Microarray Solutions Pre-emptive Pharmacogenomics Benefits & Workflow

Using microarray analysis across predictive genomics applications, such as pre-emptive pharmacogenomics research areas, helps garner greater insights. This means researchers and scientists can be better informed and can confidently make decisions that support precision medicine efforts.

Significant progress has been made using genomics to help determine the safest, most effective course of treatments for individuals. As these programs scale and go mainstream, they are beginning to deliver on the promise of helping improve the health of communities and lowering healthcare costs.  

As one example, the Teachers' Retirement System of Kentucky recently launched a pilot program that is already showing positive results from both an individual impact and cost-savings perspective. First, members who opt in receive a saliva collection kit which is analyzed using one of Thermo Fisher Scientific's pharmacogenomics technologies. Next, pharmacists review the participant's genetic results—along with health data such as drug, lifestyle, and food interactions—to customize a “Medication Action Plan” that members' physicians can access to determine which drugs should be changed to help increase safety and efficacy. 

Thermo Fisher Scientific's predictive genomics solutions are part of an efficient workflow and can be scaled to your testing needs.  We provide input on what is needed to customize your array, with hands-on support from start to finish so you can remain focused on shaping the future of healthcare.

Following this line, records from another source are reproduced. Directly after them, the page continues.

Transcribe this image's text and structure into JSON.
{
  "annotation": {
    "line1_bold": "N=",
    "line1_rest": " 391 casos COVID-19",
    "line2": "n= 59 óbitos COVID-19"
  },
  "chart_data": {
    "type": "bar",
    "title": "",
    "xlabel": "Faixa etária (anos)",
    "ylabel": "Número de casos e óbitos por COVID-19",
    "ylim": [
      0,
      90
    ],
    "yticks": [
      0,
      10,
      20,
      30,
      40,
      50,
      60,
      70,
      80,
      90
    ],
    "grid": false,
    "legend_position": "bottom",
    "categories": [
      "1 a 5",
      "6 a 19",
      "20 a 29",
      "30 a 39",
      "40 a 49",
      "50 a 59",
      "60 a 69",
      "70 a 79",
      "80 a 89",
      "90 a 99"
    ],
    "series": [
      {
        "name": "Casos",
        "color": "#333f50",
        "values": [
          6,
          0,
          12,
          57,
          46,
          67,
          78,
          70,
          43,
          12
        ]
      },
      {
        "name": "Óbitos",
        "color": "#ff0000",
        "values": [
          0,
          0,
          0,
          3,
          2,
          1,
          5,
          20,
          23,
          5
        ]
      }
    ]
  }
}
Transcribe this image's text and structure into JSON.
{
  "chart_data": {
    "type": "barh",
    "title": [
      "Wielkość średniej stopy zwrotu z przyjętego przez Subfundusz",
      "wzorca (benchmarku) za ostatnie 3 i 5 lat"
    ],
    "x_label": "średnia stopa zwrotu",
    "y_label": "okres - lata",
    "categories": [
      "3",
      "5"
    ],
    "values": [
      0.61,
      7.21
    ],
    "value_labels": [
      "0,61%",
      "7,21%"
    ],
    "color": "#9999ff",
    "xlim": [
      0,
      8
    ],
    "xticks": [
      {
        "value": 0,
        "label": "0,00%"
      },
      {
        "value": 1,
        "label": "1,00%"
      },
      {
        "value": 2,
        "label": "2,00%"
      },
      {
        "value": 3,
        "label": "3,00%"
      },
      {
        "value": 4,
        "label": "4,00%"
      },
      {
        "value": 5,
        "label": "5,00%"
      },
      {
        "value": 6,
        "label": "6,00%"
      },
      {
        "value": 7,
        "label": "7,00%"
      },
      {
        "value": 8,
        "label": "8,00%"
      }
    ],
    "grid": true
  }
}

Let’s dive deeper into each step:

• Whole genome amplification: Since starting genomic DNA is limited and/or finite and typically original crude samples from which the DNA was extracted are also finite or not available, it is important to amplify the limited amount of starting genomic DNA so that there is plenty of DNA, including targets of interest, available to hybridize to the synthesized complimentary probes on the array plate. The Axiom assay requires 200 ng of total genomic DNA for whole genome amplification. This takes about 24 hours in a 37°C oven.

• Fragmentation: Cut the DNA into fragment sizes that are optimal for array hybridization. If DNA is too long, it may not bind. The Axiom assay utilizes enzymes that randomly fragment DNA into 25 to 125 base pair (bp) fragments. 

• Precipitation: Purify and collect all the DNA fragments. Standard is overnight precipitation, but there is an option for a three-hour precipitation for a quicker turnaround time.

• Hybridization: DNA fragments pair to complimentary probe sequences on the array

• Wash, ligate, stain: The bound target is washed under stringent conditions to remove non-specific background to minimize background noise caused by random ligation events. Each polymorphic nucleotide is queried via a multi-color ligation event carried out on the array surface. After ligation, the arrays are stained and imaged on the Gene Titan MC Instrument. 

• Scan: detection of fluorescence signal

• Data analysis: Primary and secondary analysis. Primary analysis is generation of the genotypes. Secondary analysis includes any analysis of the genotypes to understand groups of samples, genes, variants, etc.

Propel workflow: The above steps (excluding data analysis) have been optimized into a shortened two-day workflow, the Axiom Propel workflow, completing scanning of arrays by the end day 2. In addition, the Axiom Propel workflow has been optimized to include benchtop automation to increase the throughput, processing more plates in two days than the standard manual Axiom 2.0 assay.